Judith R. Peres, LCSW-C, is an expert consultant in nursing home, palliative, & end-of-life care as well as a clinical social worker serving Medicare beneficiaries for over 50 years. She served on the Board of Directors of the Social Work Hospice & Palliative Care Network at its inception in 2007. She has shaped national policy through work at the US HHS Assistant Secretary for Planning & Evaluation and formerly as VP for Policy & Advocacy at the “Last Acts Partnership”. In 2015 she received PDIA Social Work Career Achievement Award.

Mary Raymer

Mary Raymer LMSW, ACSW is an early hospice leader, advocate, educator, researcher and author.

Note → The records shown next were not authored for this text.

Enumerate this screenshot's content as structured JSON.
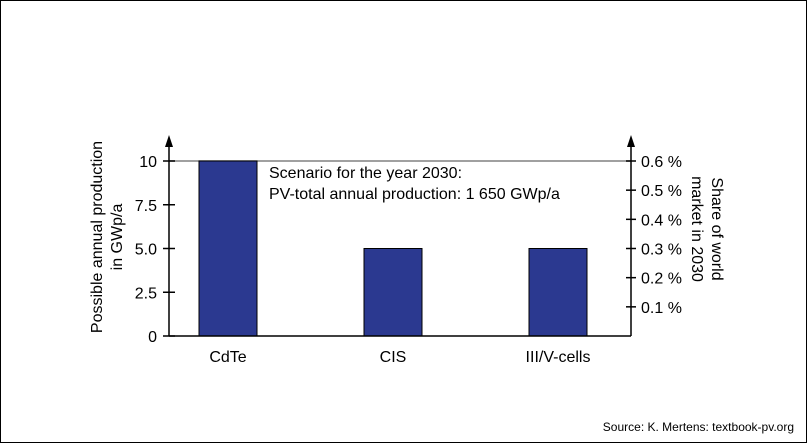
{
  "chart_data": {
    "type": "bar",
    "categories": [
      "CdTe",
      "CIS",
      "III/V-cells"
    ],
    "values": [
      10.0,
      5.0,
      5.0
    ],
    "ylabel_lines": [
      "Possible annual production",
      "in GWp/a"
    ],
    "ylim": [
      0,
      10
    ],
    "yticks": [
      "0",
      "2.5",
      "5.0",
      "7.5",
      "10"
    ],
    "y2label_lines": [
      "Share of world",
      "market in 2030"
    ],
    "y2ticks": [
      "0.1 %",
      "0.2 %",
      "0.3 %",
      "0.4 %",
      "0.5 %",
      "0.6 %"
    ],
    "annotation_lines": [
      "Scenario for the year 2030:",
      "PV-total annual production: 1 650 GWp/a"
    ],
    "bar_color": "#2b3990",
    "reference_line_color": "#808080",
    "grid": false,
    "legend": "none"
  },
  "source": "Source: K. Mertens: textbook-pv.org"
}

She established an award winning hospice at a time when hospice was not well known and ‘ suspect’. She has contributed to research that was minimal in the beginning days of hospice and helped to move the profession forward .She has held numerous leadership positions nationally including Social Work Chair for the National Hospice and Palliative Care Organization as well as writing numerous articles and chapters including 3 for the Oxford PressText Book of Palliative Social Work as a co-author.She was the primary coinvestigator for the National Hospice Social Work Survey which was the first national study of it’s kind that provided empirical data on the benefits of social work on hospice teams at a time when programs were starting to minimize the use of social work.

June Simmons

June Simmons is the Founding President and CEO of Partners in Care Foundation and a nationally recognized innovator in person-centered, integrated care. She pioneered the Community Care Hub model, now advancing as a nationally adopted framework for connecting health and social care. As Co-Chair of the Partnership to Align Social Care, she helps drive national policy and systems change to strengthen community care infrastructure and promote scalable models that improve population health across sectors.

Gary Stein

Dr. Gary Stein

Gary L. Stein, JD, MSW, is Professor at the Wurzweiler School of Social Work – Yeshiva University (New York, NY, USA), where he is a tenured faculty member in the master’s and doctoral programs. He is also the director of the Gerontology and Palliative Care Programs for MSW students and for clergy and social workers, and Continuing Education. He is PI of the study, “Project Respect: Experiences of seriously ill LGBTQ+ patients and partners with their healthcare providers,” which has been published in Health Affairs Scholar, the Journal of Palliative Medicine, and Palliative and Supportive Care. Prof. Stein has been Vice Chair of the Social Work Hospice and Palliative Care Network from 2006 to 2020. He was awarded the Health and Aging Policy Fellowship, a Fulbright Specialist Program Award, and the Social Work Hospice and Palliative Care Network’s 2017 Career Achievement Award. Prof. Stein received his JD from New York Law School and MSW from Rutgers University.